The following is a Guest Post on Improv Parenting from Keren Gudeman. Keren is mom of a 3-yr-old and 7-month-old twins, so daily improvisation is not just an important skill but a survival strategy. She believes in moms taking care of themselves, so she started a blog about it. And she plans to teach workshops on improv parenting someday when her schedule opens up.
Do you ever get bored (gasp!) while playing with your children? Do you lose focus or interest?
Welcome to the club. Sometimes it’s the sheer repetition, sometimes it’s the content (I dislike playing with Barbies), and sometimes it’s the effort (kinetic sand is super cool, but I really hate the clean-up). We all have our times when playing becomes, well, work.
Improv parenting can shake things up, in just the right way. Try these 3 approaches to dust off your play skills and bring some fresh energy to time with your child. With a little bit of yes, and here and a little bit of spontaneity there, improv parenting helps you break from your well-worn scripts. Here’s how:
Say Yes, And
The essence of improv is saying “yes, and”. If you haven’t heard of this, then you’re living under a rock. There are a ton of cool things to say about this, but at its core it means you are collaborating. You are accepting what your scene partner is saying.
This monster is jumping onto the vase!
(Child carries stuffed animal toward a glass vase)
Yes! And my monster jumps and spins off of the table, and asks your monster to show her his coolest move too!
(Mom has her stuffed animal do a cool spin-move in the air, while angling her body between child and fragile vase)
See how that works? You can actually say ‘yes’ to so much more than you think you can. Try it. Try letting the word ‘yes’ come out of your mouth first. And after accepting what your scene partner (i.e. child) has said or is doing, you get to add what you want to the scene. It’s a fun challenge, sometimes requiring some mental gymnastics to find a way out of a potentially hairy situation (like the vase one).
Be Spontaneous (i.e. Don’t Fear Mistakes)
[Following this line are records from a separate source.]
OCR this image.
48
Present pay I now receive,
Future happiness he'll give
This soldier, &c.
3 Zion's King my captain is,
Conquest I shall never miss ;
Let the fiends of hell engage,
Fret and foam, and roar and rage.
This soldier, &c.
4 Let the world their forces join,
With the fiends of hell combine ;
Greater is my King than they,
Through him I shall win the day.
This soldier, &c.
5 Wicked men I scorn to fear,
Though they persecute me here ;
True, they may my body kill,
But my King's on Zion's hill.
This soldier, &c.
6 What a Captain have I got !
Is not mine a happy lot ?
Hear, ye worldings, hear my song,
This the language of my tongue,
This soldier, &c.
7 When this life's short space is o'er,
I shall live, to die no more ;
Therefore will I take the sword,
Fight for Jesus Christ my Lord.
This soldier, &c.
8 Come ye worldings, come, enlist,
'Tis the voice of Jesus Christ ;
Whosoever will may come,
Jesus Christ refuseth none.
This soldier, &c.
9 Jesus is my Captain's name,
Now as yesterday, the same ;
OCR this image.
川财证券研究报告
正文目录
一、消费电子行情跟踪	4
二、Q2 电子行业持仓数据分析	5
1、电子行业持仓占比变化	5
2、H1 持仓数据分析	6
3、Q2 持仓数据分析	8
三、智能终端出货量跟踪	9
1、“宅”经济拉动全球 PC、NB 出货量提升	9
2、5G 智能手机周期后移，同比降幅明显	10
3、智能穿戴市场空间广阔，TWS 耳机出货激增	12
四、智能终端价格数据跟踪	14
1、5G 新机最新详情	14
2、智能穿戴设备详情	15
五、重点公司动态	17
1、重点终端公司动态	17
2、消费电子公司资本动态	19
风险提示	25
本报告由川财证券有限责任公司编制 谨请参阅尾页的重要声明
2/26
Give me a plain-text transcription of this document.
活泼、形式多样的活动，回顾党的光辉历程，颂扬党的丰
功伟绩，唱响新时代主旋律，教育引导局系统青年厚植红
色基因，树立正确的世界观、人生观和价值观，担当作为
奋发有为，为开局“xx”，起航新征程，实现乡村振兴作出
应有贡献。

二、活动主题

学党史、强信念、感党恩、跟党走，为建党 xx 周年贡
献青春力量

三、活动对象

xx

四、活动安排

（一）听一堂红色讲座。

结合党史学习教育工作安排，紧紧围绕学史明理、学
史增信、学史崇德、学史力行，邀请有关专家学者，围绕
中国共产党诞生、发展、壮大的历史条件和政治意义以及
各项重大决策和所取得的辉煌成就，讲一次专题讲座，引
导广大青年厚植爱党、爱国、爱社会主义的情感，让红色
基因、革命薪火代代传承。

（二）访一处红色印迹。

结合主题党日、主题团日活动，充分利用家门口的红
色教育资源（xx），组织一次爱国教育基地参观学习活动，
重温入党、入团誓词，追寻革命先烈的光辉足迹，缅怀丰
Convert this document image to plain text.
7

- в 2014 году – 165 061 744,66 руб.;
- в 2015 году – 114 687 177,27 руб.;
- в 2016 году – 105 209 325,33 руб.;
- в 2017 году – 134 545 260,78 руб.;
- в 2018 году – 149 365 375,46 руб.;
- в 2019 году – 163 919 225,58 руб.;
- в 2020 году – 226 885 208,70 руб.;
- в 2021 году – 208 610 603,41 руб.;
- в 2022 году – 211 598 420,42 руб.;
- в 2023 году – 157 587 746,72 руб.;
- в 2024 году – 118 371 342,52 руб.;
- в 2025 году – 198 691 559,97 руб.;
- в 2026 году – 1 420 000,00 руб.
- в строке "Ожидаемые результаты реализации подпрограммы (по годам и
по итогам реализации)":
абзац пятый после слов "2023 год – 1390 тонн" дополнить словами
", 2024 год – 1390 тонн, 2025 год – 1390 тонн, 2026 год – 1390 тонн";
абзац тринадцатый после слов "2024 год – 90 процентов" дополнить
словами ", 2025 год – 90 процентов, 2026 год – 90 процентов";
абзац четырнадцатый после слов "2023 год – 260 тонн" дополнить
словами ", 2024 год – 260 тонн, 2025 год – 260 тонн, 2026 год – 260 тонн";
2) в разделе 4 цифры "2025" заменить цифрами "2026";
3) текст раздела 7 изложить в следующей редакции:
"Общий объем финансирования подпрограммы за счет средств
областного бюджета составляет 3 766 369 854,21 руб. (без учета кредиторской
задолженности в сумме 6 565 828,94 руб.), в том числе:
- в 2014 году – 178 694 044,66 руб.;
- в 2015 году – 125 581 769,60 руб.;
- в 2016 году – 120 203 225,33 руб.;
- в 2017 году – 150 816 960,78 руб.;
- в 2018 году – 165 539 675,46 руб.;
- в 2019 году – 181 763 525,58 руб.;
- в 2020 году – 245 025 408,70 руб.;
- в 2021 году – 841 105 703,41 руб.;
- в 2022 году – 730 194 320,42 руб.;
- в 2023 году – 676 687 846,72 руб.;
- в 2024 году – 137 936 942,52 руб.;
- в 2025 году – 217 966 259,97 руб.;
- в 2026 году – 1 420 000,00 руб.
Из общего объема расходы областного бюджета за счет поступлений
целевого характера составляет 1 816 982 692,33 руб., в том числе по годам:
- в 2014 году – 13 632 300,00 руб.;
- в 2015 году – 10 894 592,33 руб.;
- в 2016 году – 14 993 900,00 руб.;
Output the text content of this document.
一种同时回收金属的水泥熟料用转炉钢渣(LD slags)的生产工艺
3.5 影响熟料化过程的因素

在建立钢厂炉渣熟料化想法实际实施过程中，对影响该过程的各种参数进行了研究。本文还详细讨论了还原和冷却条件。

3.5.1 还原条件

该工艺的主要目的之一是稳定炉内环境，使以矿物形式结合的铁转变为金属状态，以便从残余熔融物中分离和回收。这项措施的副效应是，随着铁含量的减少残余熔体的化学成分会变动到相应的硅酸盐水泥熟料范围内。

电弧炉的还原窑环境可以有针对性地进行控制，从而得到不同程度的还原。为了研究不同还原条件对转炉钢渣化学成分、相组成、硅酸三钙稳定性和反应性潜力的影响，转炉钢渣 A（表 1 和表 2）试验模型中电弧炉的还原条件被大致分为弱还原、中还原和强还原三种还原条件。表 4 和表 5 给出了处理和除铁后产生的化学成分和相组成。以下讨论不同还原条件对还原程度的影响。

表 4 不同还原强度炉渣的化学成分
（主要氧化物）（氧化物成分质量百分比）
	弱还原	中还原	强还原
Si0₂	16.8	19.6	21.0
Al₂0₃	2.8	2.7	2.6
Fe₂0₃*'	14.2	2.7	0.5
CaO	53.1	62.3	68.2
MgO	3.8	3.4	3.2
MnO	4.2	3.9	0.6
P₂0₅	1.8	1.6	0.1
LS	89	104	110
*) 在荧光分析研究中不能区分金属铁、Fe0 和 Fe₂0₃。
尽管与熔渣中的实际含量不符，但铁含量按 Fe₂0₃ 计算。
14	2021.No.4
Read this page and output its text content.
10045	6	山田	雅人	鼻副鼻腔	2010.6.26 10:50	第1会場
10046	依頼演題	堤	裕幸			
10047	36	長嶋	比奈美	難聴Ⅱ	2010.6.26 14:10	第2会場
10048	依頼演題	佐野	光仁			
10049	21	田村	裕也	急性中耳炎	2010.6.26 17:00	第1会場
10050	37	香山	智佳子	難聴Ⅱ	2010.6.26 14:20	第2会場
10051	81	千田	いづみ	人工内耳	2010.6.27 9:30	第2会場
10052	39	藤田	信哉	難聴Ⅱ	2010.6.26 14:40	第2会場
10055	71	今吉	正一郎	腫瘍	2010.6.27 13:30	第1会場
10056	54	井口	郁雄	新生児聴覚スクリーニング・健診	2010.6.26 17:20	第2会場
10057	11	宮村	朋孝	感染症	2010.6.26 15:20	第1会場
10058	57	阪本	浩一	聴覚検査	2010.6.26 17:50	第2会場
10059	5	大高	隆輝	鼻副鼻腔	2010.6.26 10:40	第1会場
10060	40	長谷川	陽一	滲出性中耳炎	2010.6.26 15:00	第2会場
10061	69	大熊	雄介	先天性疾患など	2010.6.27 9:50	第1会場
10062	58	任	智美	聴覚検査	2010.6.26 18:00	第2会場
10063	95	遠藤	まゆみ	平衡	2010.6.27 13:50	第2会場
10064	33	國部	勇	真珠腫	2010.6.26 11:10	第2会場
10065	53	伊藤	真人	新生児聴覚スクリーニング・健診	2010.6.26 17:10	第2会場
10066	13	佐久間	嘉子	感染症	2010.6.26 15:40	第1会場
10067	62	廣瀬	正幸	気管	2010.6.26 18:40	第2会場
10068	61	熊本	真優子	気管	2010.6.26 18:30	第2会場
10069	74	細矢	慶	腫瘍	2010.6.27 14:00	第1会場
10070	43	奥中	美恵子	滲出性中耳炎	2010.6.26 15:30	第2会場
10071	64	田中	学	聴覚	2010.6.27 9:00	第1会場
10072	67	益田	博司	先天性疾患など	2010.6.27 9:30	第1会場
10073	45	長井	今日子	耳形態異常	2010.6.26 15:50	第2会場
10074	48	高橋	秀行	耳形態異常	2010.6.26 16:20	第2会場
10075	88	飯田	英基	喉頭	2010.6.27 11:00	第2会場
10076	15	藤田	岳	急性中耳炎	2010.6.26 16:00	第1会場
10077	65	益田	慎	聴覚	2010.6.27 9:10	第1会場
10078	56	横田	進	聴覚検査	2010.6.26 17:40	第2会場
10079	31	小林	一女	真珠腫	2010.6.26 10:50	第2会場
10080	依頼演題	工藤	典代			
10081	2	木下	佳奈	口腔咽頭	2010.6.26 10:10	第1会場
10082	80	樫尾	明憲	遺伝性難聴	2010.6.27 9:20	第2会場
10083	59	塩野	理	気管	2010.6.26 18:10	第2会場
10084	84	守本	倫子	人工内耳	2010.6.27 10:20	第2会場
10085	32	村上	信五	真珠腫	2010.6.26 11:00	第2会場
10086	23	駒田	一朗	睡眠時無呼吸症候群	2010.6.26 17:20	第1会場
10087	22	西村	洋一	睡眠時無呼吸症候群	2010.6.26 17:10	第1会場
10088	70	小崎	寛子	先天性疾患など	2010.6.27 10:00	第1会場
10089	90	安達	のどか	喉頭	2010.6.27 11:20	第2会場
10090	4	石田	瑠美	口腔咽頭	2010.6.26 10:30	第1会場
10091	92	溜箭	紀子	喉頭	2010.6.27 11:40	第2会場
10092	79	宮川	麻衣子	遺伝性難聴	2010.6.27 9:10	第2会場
This seems like an easy one, but it’s actually pretty challenging. I often find I can be spontaneous, until. Until I get distracted by planning what’s next or judging what is happening (Did he just say poop again? Ugh.). The challenge here is to stay in the moment and trust your gut. Here’s where you have to let go. Trust that you won’t teach a bad habit by saying poopy right back, trust that letting the first thing out of your mouth is valuable, trust that there are rich encounters and interesting nooks to be explored right around the corner. Try something you haven’t tried before (like wrestling or making tea for monsters or reading a book in a VERY silly voice). Often we fear that if we let down ‘too much’, we’ll either lose our authority or we might somehow damage our kids by not modeling proper behavior. But if you can laugh and be silly right alongside them, you earn street cred. If you can say poopy or get down on the floor and throw your whole body into a play session, and you also are able to set appropriate limits – I love wrestling with you but I don’t like being kicked – you are more likely to be successful in setting those limits. You’re fun, you’re playful, you’re silly – and you’re also ultimately the one in charge when you need to be. You are relatable and in the moment. Spontaneity opens up new spaces and new energy.
Drop the Agenda
In our high-efficiency adult worlds we get swept into thinking that we must pack everything in. So when we interact with our children, we believe – lovingly and with great intentions – we should be teaching them at all times. And without realizing it, this often results in a controlling dynamic. (Hey Freddie, let’s COUNT how many cars we have!) But Freddie was focused on driving one of the cars down the superhighway, so now you’ve distracted him from that (or not) and tried to control the direction of play. Let me reassure you that by ‘just’ playing, being immersed in the moment, the characters, the interaction, you ARE teaching. Arguably you are teaching your child more. Things like taking turns, listening, shifting leads, or sharing, and the list goes on.
We all have our go-to tools and habits in how we play with our kids. And our kids have their routines too. Of course routines and repetition are important to our child’s development, but sometimes we just need some fresh ideas. Improv parenting provides some new tools for our parenting tool kit to open up warm, authentic and fun connections with our children.